BE CAREFUL: CHRISTIANS CAN BECOME CHRONIC CRITICIZERS

Those who love the Lord want what is best for His family. They want it to be as effective as possible in carrying out its God-given work. They also want it to have the very best worship possible.

Examining ourselves is a biblical concept. Self- evaluation, when coupled with an honest and humble spirit, has great potential to help us grow by making adjustments. Sometimes tweaking things means we are attempting to go from good to better. At other times, making changes means we need to remove some faulty approach or mentality.

The Lord charges us to hold fast to what is good and abhor what is evil (Romans 12:9). He tells us to test the spirits that we hear (1 John 4:1). In order to do those things, we have to analyze matters and messages according to God’s standard of good/right. No child of God or local church has the right to run away from the duty to make decisions based on what God has revealed. At the same time, it is not wrong to point out when we or others are not acting or teaching in harmony with the Scriptures (Ephesians 5:11).

As you and I observe what takes places in the work, worship, and communication of the church, it is possible to become a chronic criticizer. Yes, there is such a thing as “constructive criticism,” where a person with the best interest of the people/activities involved offers their viewpoint about how matters can be improved. There also is such a thing as being a person who constantly criticizes everything and everyone with a spirit that is less than uplifting. If we are not careful, we can become negative, cannot- see-anything-good-in anyone, chronic criticizers.

How can we improve our worship experience? If you mean that things seem to be a bit chaotic or do not flow well, we certainly understand the concern to do all things decently and in order (1 Corinthians 14:40).
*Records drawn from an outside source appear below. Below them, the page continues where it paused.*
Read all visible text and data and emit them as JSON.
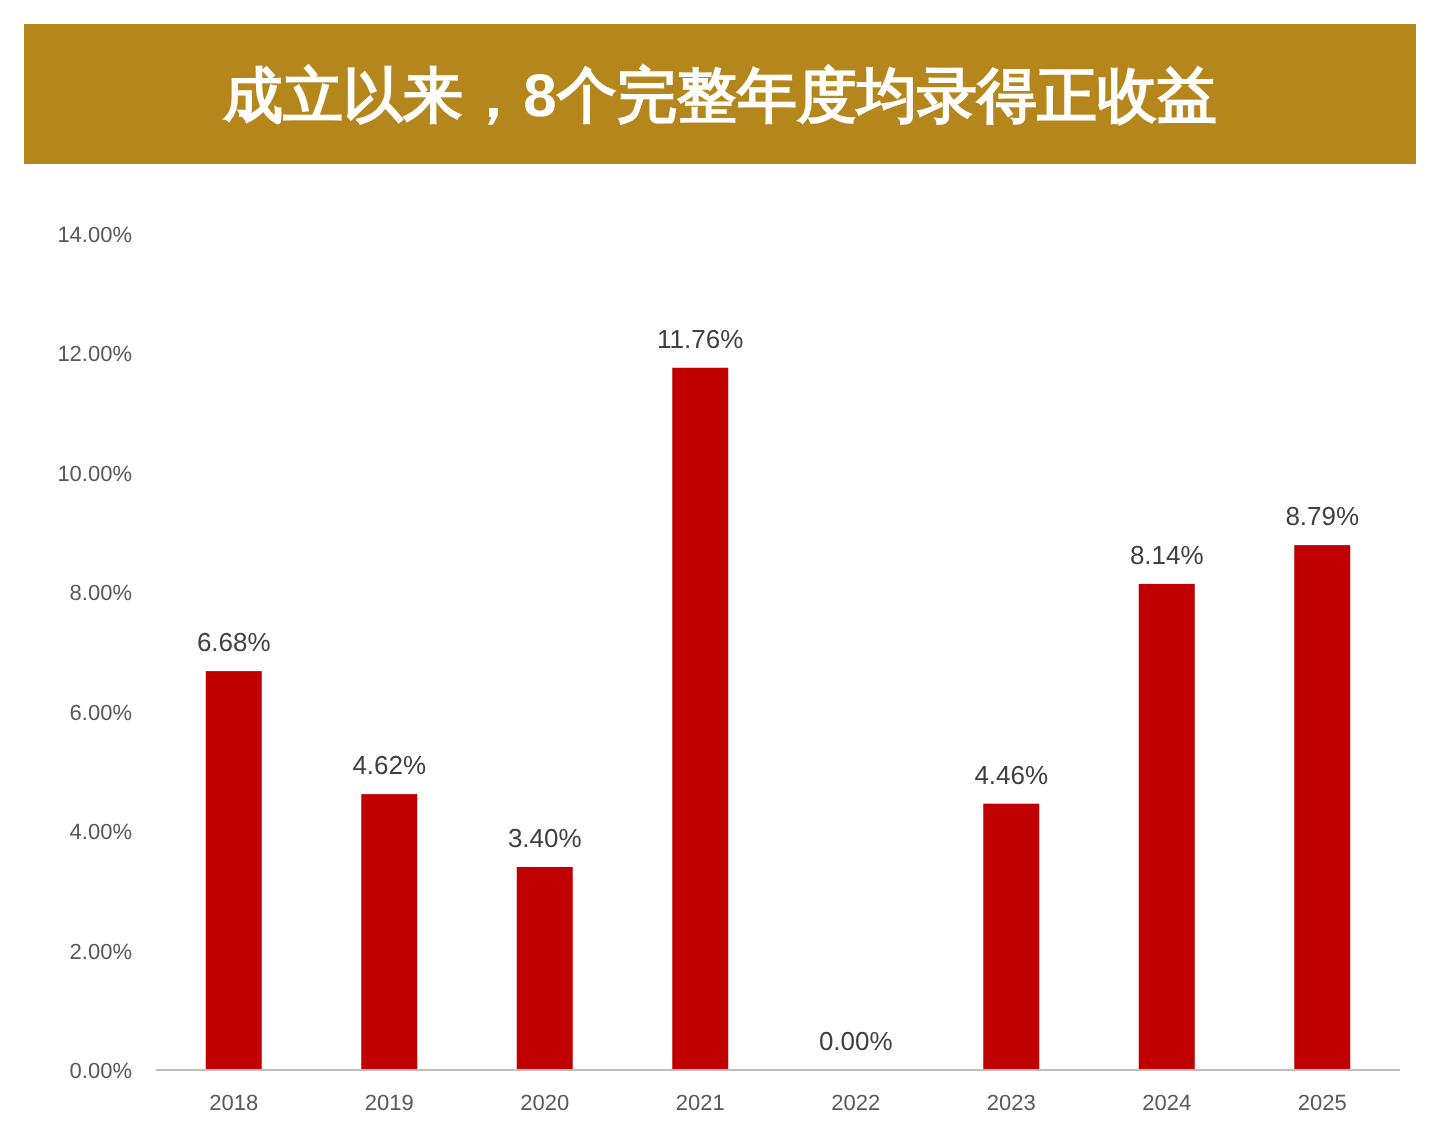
{
  "chart_data": {
    "type": "bar",
    "title": "成立以来，8个完整年度均录得正收益",
    "categories": [
      "2018",
      "2019",
      "2020",
      "2021",
      "2022",
      "2023",
      "2024",
      "2025"
    ],
    "values": [
      6.68,
      4.62,
      3.4,
      11.76,
      0.0,
      4.46,
      8.14,
      8.79
    ],
    "value_labels": [
      "6.68%",
      "4.62%",
      "3.40%",
      "11.76%",
      "0.00%",
      "4.46%",
      "8.14%",
      "8.79%"
    ],
    "color": "#c00000",
    "ylim": [
      0,
      14
    ],
    "yticks": [
      {
        "value": 0,
        "label": "0.00%"
      },
      {
        "value": 2,
        "label": "2.00%"
      },
      {
        "value": 4,
        "label": "4.00%"
      },
      {
        "value": 6,
        "label": "6.00%"
      },
      {
        "value": 8,
        "label": "8.00%"
      },
      {
        "value": 10,
        "label": "10.00%"
      },
      {
        "value": 12,
        "label": "12.00%"
      },
      {
        "value": 14,
        "label": "14.00%"
      }
    ]
  }
}
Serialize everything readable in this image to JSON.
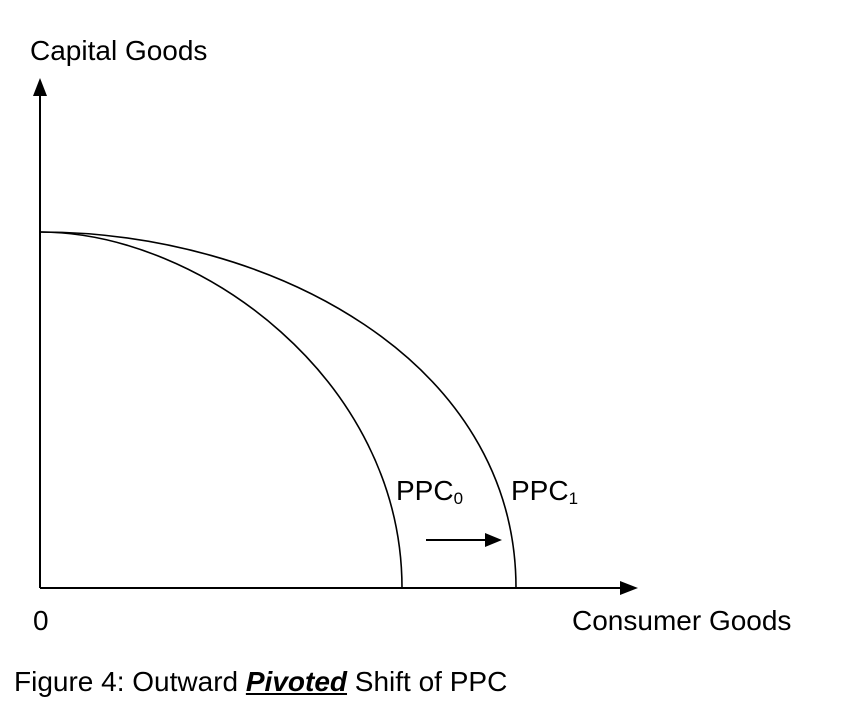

If you mean that some song lyrics sound more like Calvinism than they do the Christ, you have a point, because it is just as wrong to teach falsely in a song (Colossians 3:16) as it is to teach falsely in a sermon.

It seems to me, however, when the idea of “improving” our worship is considered, more often than not it involves subjective matters. At times, I and others struggle with the temptation to be a constant criticizer of others, especially those who lead in worship. Does that touch a chord with anyone else?

Consider some criticisms that are made about our collective singing in our worship assemblies. One says, “The singing today was so slow,” while someone else opines, “The singing was way too fast today.” Question: What does the Bible say about the proper tempo of a spiritual song? Nothing.

“Why did he lead that song which has an alto lead in the chorus when we do not have any ‘strong’ alto singers?” Question: What does the New Testament say about singing with four-part harmony? Zilch.

“He is not a bad song leader, but his voice is not very pleasant to listen to.” Question: What do the Scriptures say about a song leader’s voice? Nothing.

“Our song leaders are great people, but they need to smile more.” Question: What does the new covenant say about the facial expressions of brothers who lead us in praising God in song? Not a thing.

“He has a good voice, but a lot of times his hand movements do not match the time of the songs.” Question: What does the Bible say about appropriate hand movements while leading a song? Zero.

What did you notice about all of those criticisms that we just mentioned? Each one involves a personal preference, a subjective approach. Not one of them is based on “Thus says the Lord.”

We could make the same observations about how we critique those brothers who lead prayers or present lessons. “His prayer was so long” versus “Why are his prayers always so short?” What does the Bible say about God’s viewpoint on the best length for a public prayer? Nothing. The Levites prayed “a long one” (Nehemiah 9:5-38), while the early disciples prayed “a short one” (Acts 1:24,25).

“Before he ever gets to the microphone to lead a prayer, I already feel a sense of frustration because I know he basically will say the exact things in his prayer that he prays in each prayer.” What does the Bible say about repetition in prayer? Vain repetition is a no-no (Matthew 6:7), but Jesus prayed the same thing in three consecutive instances (Matthew 26:44). It appears I should be careful when I express my opinion about “too much repetition” in prayer.

Remember, worship is a participation activity. Just sitting or standing in an assembly is not worship. It becomes worship for me when I am paying homage to God. Remember, worship is a personal activity. I personally engage in it. Remember, worship is a pondering activity. I need to focus on the meaning of His Supper and every word offered in prayer, every word sung, and every word spoken from God’s Book.

Let us be careful about expressing ideas that are purely subjective rather than Scripture-based. And, let us be on guard against becoming chronic criticizers. If the main thing I take away from my worship experience is my memory of what I think others did not do well, that sounds a lot like a certain Pharisee (Luke 18:11). If so, something is amiss . . . inside me.